Brent Brown email (remove spam text)
> I need to know how the sound information is stored in a WAV file and how I
> can programmatically raise the volume of the sound in a WAV file.
> Any hint welcome
> Thank you
> Duilio Foschi
Not so [OT] because you can do this on a PIC. Here's some ideas.
Assuming a simple mono 8 bit per sample recording, there is a
about 20 bytes or so of header information at the start of the file
and then the audio samples are stored as 8 bit values. The data is
"biased" with a 7Fh DC offset so that silence is recorded as 7Fh.

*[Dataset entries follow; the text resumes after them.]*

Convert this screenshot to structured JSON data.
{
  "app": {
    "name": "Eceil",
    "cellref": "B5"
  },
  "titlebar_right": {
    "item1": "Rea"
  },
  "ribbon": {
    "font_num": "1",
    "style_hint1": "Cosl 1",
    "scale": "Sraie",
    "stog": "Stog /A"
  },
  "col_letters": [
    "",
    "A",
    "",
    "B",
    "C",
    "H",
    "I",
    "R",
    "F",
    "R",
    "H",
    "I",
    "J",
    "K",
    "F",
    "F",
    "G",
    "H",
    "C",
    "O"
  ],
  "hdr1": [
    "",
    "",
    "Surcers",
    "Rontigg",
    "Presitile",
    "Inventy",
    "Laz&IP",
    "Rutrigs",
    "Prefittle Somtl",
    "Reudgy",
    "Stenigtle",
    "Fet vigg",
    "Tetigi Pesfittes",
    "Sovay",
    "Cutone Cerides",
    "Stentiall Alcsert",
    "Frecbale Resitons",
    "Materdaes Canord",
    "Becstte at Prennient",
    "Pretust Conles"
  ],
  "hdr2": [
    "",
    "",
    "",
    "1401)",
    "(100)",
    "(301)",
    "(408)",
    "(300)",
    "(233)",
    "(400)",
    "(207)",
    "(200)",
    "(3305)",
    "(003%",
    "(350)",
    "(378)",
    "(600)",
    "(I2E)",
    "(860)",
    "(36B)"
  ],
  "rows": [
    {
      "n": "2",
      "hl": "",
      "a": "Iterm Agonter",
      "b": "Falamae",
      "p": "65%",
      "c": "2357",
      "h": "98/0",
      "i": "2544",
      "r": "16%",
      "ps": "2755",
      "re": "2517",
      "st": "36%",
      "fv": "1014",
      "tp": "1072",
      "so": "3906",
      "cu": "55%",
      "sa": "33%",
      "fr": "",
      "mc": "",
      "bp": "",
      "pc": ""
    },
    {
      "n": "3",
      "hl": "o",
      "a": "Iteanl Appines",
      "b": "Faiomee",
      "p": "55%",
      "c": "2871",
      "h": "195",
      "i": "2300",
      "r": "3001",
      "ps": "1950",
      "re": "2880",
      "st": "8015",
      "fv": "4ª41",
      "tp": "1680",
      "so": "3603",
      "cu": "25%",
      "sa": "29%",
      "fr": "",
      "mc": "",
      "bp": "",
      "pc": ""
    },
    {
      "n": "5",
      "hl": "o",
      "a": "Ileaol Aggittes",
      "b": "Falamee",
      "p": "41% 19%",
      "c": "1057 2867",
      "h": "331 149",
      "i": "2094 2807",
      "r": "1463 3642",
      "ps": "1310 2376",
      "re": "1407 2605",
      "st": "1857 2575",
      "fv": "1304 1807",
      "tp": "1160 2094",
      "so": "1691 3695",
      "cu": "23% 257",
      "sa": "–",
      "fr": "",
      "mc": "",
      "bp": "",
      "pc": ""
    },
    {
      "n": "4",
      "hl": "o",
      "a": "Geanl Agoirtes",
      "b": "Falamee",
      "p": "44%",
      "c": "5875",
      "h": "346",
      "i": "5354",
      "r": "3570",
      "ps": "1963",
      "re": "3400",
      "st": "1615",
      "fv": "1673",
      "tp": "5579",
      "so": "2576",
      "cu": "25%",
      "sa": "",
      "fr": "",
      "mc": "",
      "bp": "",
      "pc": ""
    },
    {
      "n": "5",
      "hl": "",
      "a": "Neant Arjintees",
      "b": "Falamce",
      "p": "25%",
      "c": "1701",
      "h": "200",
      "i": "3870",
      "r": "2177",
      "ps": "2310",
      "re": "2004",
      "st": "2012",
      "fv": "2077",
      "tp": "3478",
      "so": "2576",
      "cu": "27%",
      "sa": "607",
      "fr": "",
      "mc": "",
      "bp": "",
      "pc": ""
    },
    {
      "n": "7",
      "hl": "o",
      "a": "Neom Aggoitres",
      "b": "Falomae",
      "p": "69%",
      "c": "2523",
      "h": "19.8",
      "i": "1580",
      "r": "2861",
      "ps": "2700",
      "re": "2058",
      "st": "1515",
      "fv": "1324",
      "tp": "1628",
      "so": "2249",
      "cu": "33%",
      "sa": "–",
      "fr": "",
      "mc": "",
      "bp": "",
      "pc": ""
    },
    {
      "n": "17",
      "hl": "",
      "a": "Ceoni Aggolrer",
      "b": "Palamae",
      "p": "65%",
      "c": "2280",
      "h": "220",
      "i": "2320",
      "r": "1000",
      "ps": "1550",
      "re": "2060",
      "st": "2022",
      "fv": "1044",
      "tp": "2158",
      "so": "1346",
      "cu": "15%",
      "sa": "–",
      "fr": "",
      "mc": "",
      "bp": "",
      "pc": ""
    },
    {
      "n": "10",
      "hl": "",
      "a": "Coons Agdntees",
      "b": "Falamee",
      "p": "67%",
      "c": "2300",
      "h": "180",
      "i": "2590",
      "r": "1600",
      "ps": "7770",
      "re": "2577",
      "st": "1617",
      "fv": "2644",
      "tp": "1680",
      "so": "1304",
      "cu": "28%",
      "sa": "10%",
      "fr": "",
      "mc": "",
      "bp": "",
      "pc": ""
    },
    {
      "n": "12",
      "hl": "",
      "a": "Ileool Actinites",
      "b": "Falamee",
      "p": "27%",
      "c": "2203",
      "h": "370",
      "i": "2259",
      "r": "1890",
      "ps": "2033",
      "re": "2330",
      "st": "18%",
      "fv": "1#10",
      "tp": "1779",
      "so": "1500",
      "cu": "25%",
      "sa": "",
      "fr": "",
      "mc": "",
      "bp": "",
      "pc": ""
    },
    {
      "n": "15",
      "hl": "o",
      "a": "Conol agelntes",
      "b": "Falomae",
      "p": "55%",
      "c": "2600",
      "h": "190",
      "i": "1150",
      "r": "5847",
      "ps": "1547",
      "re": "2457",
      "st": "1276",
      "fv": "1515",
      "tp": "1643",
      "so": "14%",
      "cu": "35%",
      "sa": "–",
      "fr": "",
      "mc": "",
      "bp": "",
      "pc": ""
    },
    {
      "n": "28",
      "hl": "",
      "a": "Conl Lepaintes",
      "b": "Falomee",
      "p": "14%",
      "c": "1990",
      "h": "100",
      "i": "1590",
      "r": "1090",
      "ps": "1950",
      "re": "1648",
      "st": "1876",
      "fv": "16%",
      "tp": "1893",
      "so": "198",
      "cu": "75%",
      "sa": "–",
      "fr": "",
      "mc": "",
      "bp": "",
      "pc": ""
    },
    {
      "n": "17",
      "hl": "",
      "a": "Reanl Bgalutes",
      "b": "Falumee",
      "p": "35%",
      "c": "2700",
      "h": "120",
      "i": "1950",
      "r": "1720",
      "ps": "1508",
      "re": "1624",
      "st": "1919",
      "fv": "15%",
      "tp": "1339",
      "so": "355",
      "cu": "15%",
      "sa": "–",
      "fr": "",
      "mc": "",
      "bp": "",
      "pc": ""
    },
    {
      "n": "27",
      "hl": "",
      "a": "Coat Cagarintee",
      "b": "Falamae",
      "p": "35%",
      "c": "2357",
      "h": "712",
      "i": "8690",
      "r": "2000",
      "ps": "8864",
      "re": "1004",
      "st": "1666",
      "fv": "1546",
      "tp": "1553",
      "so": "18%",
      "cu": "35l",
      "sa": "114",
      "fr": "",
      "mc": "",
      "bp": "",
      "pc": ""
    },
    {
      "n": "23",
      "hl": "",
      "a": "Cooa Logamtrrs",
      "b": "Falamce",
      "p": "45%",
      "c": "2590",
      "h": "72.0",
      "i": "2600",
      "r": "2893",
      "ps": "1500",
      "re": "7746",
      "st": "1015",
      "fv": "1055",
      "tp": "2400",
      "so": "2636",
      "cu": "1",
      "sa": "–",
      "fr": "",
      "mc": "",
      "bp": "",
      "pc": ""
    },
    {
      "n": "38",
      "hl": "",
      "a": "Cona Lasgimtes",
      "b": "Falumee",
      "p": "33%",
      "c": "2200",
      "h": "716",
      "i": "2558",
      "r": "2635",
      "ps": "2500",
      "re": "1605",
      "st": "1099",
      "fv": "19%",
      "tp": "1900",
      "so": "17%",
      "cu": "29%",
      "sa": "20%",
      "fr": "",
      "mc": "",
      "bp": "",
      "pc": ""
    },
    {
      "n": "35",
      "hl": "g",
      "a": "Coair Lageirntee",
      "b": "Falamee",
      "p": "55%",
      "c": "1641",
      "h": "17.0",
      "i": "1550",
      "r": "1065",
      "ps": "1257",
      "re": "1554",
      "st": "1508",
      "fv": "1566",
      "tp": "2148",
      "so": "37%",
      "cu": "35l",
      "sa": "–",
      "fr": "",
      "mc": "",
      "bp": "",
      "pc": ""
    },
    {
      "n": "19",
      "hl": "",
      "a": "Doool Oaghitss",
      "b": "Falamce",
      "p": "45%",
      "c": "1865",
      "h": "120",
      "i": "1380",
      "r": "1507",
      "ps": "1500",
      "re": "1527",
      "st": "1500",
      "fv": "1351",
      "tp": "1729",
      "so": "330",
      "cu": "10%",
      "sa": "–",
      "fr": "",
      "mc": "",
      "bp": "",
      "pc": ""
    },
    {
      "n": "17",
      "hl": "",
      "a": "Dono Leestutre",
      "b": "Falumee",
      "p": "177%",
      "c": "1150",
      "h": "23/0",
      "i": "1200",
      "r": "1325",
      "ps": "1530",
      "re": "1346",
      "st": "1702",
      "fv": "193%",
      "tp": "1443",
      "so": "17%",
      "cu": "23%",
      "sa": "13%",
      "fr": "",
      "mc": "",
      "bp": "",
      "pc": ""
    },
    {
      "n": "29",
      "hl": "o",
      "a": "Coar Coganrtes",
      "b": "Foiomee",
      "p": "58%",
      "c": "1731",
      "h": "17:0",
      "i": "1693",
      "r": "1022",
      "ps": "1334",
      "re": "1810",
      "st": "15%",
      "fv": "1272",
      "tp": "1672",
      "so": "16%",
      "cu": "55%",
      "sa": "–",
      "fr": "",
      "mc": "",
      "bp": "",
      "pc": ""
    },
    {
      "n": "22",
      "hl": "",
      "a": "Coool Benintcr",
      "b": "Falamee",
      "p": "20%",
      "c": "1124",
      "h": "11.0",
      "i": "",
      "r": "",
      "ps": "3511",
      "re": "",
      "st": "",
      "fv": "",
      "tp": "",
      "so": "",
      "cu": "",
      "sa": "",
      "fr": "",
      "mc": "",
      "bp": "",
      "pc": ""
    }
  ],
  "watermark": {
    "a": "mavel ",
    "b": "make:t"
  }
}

Kind of like a single rail audio amplifier would be biased at half the
supply voltage. For simple play back from a micro with a PWM
output just send each byte to the PWM register sequentially at the
original sample rate. Put an RC filter on the output and
capacitively couple it to an audio amp. A little rough by hey - it
works! Even play back the header bytes, they go by so fast you
hardly hear a scratch.
Back to the subject, to digitally amplify a .wav file you would need
to do something like this for each 8 bit sample:
- Remove the offset by subtracting 7Fh for data above 7Fh or
subtracting from 7Fh for data below 7Fh
- Multiply by your amplification factor
- Put the offset back in by adding 7Fh or subtracting from 7Fh as
- Store it or play it
You are limited to what you can do in an 8 bit file before clipping.
Using 16 bit intermediate maths helps by letting you do stuff like
this: for 10% increase in volume, multiply by 11 then divide by 10.